Impact : Il en résulte que la Cour nationale de cassation est donc incompétente pour ordonner un sursis à exécution d’une décision de justice, dès lors que celle-ci a fait l’objet d’une mesure d’exécution forcée en application des dispositions de l’Acte uniforme sur les procédures simplifiées de recouvrement et des voies d’exécution. La compétence pour connaître de telles mesures n’est dévolue qu’au juge des urgences établi par l’article 49 de l’AUPSRVE (il s’agit plus précisément du président du tribunal de la circonscription judiciaire concernée ou le magistrat délégué par lui).
Observations : Les problèmes à l’origine de ces deux affaires soumises à la CCJA sont relativement similaires. Saisie d’un pourvoi, la Cour de cassation ivoirienne a prononcé la suspension de l’exécution de l’arrêt d’appel. Ce sursis à exécution a été prononcé en considération de la compétence que lui reconnaît la dernière phrase de l’article 16, alinéa premier du Traité institutif de l’OHADA en matière de procédure d’exécution. Toutefois, avant les arrêts de la Cour de cassation ivoirienne, les arrêts d’appel avaient fait l’objet d’une exécution provisoire. Celle-ci avait donné lieu à une saisie attribution pratiquée contre la débitrice et en application des dispositions pertinentes de l’AUPSRVE.

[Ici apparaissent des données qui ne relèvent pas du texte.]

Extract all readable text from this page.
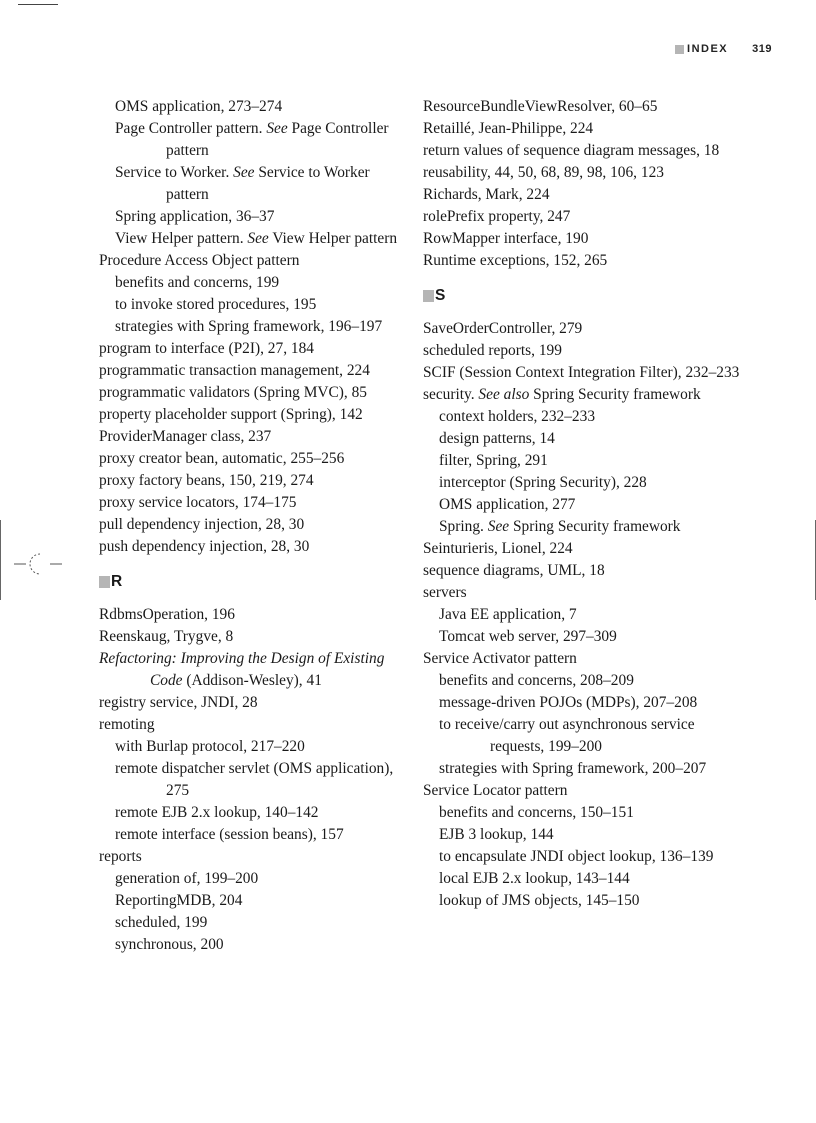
INDEX 319
OMS application, 273–274
Page Controller pattern. See Page Controller pattern
Service to Worker. See Service to Worker pattern
Spring application, 36–37
View Helper pattern. See View Helper pattern
Procedure Access Object pattern
benefits and concerns, 199
to invoke stored procedures, 195
strategies with Spring framework, 196–197
program to interface (P2I), 27, 184
programmatic transaction management, 224
programmatic validators (Spring MVC), 85
property placeholder support (Spring), 142
ProviderManager class, 237
proxy creator bean, automatic, 255–256
proxy factory beans, 150, 219, 274
proxy service locators, 174–175
pull dependency injection, 28, 30
push dependency injection, 28, 30
R
RdbmsOperation, 196
Reenskaug, Trygve, 8
Refactoring: Improving the Design of Existing Code (Addison-Wesley), 41
registry service, JNDI, 28
remoting
with Burlap protocol, 217–220
remote dispatcher servlet (OMS application), 275
remote EJB 2.x lookup, 140–142
remote interface (session beans), 157
reports
generation of, 199–200
ReportingMDB, 204
scheduled, 199
synchronous, 200
ResourceBundleViewResolver, 60–65
Retaillé, Jean-Philippe, 224
return values of sequence diagram messages, 18
reusability, 44, 50, 68, 89, 98, 106, 123
Richards, Mark, 224
rolePrefix property, 247
RowMapper interface, 190
Runtime exceptions, 152, 265
S
SaveOrderController, 279
scheduled reports, 199
SCIF (Session Context Integration Filter), 232–233
security. See also Spring Security framework
context holders, 232–233
design patterns, 14
filter, Spring, 291
interceptor (Spring Security), 228
OMS application, 277
Spring. See Spring Security framework
Seinturieris, Lionel, 224
sequence diagrams, UML, 18
servers
Java EE application, 7
Tomcat web server, 297–309
Service Activator pattern
benefits and concerns, 208–209
message-driven POJOs (MDPs), 207–208
to receive/carry out asynchronous service requests, 199–200
strategies with Spring framework, 200–207
Service Locator pattern
benefits and concerns, 150–151
EJB 3 lookup, 144
to encapsulate JNDI object lookup, 136–139
local EJB 2.x lookup, 143–144
lookup of JMS objects, 145–150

C’est l’article 32 de l’AUPSRVE qui organise l’exécution provisoire des décisions de justice dans l’espace OHADA. Cette disposition accorde à la partie bénéficiaire d’un jugement, la possibilité d’en poursuivre l’exécution malgré l’effet suspensif des voies de recours. Ainsi, à l’exclusion de l’adjudication des immeubles, l’exécution forcée peut être poursuivie jusqu’à son terme en vertu du titre exécutoire par provision qui constituerait cette décision de justice. L’apport des deux arrêts relevés est plus spécifiquement relatif à la question de la juridiction compétente pour connaître des contestations relatives à cette exécution provisoire, ou pour prononcer un sursis à exécution. Les interrogations soumises à la CCJA se résument ainsi dans l’articulation entre, d’une part, la règle de compétence des juridictions suprêmes nationales en matière de procédures d’exécution, prévue à l’article 16, alinéa premier du Traité OHADA et, d’autre part, celle du juge des urgences encadrée par l’article 49 de l’Acte uniforme portant organisation des procédures simplifiées de recouvrement et des voies d’exécution. Ces arrêts viennent donc préciser la portée de la compétence conférée à la Cour nationale de cassation en matière de procédure d’exécution par la dernière phrase de l’article 16, alinéa premier du Traité OHADA.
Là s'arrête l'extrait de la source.